Sunday, 27 April 2008

Why loose is foreign

At the small museum at New York's Fashion Institute of Technology, I visited an exhibition of clothes influenced by 'exoticism' this week. Looking at 1970s caftans and the 1920s tunics of the aesthetic movement, it became clear to me that the inspiration of cultures foreign to the west was often for loose, comfortable, practical clothes.

Unrestrictive Asian and African 'peasant' styles have stayed on the edges of the west's perennial modern fashion, a fetish of tightness. In the 1920s, to emulate the dress of the second and third worlds was to embrace a romantic freedom, to escape from nipped-in waists and moulded busts and bottoms.

Mariano Fortuny's 'Delphos' pleated dress recalled the robes of the ancient Greeks and Diaghilev's Ballets Russes set a fashion for loose oriental and Persian costumes.

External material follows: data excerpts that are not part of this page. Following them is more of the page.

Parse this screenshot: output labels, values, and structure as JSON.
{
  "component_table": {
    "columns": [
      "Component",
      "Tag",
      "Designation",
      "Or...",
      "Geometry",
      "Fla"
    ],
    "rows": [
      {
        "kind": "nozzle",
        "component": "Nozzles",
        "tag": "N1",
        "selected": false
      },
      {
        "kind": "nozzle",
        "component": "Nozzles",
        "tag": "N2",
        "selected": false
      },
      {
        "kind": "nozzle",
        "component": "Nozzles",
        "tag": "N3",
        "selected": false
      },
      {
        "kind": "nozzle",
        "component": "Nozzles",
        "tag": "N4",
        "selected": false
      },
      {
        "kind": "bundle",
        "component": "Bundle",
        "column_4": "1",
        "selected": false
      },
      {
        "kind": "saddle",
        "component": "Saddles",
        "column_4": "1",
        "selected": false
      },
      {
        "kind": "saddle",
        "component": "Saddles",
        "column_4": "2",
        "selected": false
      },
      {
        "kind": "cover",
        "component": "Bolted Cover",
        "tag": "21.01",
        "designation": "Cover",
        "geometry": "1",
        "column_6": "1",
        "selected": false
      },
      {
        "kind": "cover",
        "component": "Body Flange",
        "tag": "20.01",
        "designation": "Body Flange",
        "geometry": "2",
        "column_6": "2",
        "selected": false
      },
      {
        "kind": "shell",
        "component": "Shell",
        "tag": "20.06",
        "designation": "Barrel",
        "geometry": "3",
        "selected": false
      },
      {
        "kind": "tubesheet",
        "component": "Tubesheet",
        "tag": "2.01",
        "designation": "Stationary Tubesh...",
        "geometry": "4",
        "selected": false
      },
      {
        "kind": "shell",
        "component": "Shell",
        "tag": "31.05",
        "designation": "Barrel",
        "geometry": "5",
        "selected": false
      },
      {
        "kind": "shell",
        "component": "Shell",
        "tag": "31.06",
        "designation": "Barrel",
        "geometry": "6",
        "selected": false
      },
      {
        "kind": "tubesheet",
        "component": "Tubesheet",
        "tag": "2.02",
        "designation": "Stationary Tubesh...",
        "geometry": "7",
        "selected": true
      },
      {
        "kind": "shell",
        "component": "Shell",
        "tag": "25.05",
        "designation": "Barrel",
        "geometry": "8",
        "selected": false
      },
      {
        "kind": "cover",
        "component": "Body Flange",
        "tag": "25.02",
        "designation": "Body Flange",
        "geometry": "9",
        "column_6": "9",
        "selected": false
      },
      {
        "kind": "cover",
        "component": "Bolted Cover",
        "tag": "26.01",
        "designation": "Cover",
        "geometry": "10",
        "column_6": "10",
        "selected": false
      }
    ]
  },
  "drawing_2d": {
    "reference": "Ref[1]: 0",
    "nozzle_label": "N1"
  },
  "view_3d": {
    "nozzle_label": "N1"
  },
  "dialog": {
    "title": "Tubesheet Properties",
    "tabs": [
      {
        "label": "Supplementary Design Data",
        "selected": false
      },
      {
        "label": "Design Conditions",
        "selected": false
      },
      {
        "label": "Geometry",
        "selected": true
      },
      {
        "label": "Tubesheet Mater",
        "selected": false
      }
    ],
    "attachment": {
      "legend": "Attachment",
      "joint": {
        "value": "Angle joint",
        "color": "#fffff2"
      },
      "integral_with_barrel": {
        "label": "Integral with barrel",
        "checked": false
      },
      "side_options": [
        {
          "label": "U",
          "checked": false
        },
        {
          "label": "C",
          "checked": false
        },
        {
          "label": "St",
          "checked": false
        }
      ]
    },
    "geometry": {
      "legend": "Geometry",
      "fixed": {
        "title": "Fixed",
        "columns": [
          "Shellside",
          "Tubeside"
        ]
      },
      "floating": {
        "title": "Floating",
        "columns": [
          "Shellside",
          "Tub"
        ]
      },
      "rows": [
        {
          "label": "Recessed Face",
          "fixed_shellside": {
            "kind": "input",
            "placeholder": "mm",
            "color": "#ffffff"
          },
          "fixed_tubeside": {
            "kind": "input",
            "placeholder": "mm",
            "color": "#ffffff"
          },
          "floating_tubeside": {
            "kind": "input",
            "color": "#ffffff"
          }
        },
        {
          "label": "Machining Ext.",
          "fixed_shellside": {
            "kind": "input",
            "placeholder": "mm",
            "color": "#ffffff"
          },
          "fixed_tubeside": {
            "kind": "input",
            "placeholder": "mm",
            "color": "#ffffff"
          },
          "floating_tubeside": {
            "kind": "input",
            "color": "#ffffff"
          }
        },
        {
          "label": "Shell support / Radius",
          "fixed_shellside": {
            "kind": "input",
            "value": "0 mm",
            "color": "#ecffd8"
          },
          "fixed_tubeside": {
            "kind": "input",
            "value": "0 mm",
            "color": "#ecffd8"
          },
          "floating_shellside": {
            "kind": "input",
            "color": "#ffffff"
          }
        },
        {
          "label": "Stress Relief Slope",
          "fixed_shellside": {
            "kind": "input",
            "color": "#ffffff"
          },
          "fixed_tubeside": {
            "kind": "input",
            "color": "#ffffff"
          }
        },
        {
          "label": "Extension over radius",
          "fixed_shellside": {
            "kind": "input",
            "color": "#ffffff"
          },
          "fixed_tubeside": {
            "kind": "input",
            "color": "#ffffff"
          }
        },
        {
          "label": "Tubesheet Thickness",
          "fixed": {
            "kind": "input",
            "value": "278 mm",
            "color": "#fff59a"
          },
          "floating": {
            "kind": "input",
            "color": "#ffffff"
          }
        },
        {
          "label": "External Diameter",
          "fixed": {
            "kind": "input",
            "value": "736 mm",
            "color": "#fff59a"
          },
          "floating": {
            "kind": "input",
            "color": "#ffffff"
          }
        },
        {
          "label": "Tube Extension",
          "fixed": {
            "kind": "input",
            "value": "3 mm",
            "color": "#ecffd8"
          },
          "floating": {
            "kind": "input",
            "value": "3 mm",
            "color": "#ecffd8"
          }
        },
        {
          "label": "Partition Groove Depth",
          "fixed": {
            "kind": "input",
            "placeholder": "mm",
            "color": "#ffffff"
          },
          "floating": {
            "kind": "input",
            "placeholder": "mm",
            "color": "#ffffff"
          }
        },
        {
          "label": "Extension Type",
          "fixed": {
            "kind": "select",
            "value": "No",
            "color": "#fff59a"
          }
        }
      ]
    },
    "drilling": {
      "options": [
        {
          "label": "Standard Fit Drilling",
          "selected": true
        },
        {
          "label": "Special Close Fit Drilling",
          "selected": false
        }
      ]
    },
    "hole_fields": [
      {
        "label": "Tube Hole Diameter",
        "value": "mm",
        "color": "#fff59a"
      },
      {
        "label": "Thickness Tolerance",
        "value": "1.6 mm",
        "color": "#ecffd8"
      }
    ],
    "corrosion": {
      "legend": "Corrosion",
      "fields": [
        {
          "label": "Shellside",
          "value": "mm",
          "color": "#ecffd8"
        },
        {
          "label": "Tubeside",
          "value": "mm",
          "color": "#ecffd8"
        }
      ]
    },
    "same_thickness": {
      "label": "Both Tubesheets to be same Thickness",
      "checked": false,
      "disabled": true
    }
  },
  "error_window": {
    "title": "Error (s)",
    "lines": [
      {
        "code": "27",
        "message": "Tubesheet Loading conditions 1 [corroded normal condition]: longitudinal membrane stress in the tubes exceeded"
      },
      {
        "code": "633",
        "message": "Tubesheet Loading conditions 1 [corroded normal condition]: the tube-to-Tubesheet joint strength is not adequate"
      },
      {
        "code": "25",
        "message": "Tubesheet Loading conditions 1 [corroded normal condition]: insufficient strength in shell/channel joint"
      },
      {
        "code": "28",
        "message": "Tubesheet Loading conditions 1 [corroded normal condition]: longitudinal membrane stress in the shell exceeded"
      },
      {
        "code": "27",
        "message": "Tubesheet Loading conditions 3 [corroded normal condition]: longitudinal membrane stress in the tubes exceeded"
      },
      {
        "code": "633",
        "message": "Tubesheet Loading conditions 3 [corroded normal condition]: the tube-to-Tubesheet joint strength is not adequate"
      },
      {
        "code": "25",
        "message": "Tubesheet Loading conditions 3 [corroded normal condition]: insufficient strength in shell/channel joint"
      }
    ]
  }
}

Glamorous fashion stores like Liberty sold robe-like tunics, suddenly envisioning a luxury in poverty.

Again, in the 1960s and 70s, loose kaftans and folk clothing were all the rage, making me wonder if loose sizing often reasserts itself in times of social upheaval.

The history of enthusiasm for large, loose sizes is fascinating. It's always been there, often promoted by pockets of unconventional, bohemian intellectuals, but for most of the time, in Victorian England for instance, anyone bucking the trend for small, tight sizes has been mocked and vilified.

Small sizes have for centuries been a sign of wealth in the west - as we see still today, with the richest western women usually the thinnest. And while loose, 'exotic' non western influences have occasionally swum into fashion, they are seen as somehow too forgiving, too uncontrolled, a sign of dissipation, a giving into the flesh. Loose clothing has meant loose morals since Medieval times in the west.

Today, with the globalisation of the fashion industry, you'd think we would have given up the peculiarly western notion of unforgivingly tight clothes sizes, yet if anything, western values are being rolled out across the world instead of listening to many other cultures' 'big is beautiful' wisdom.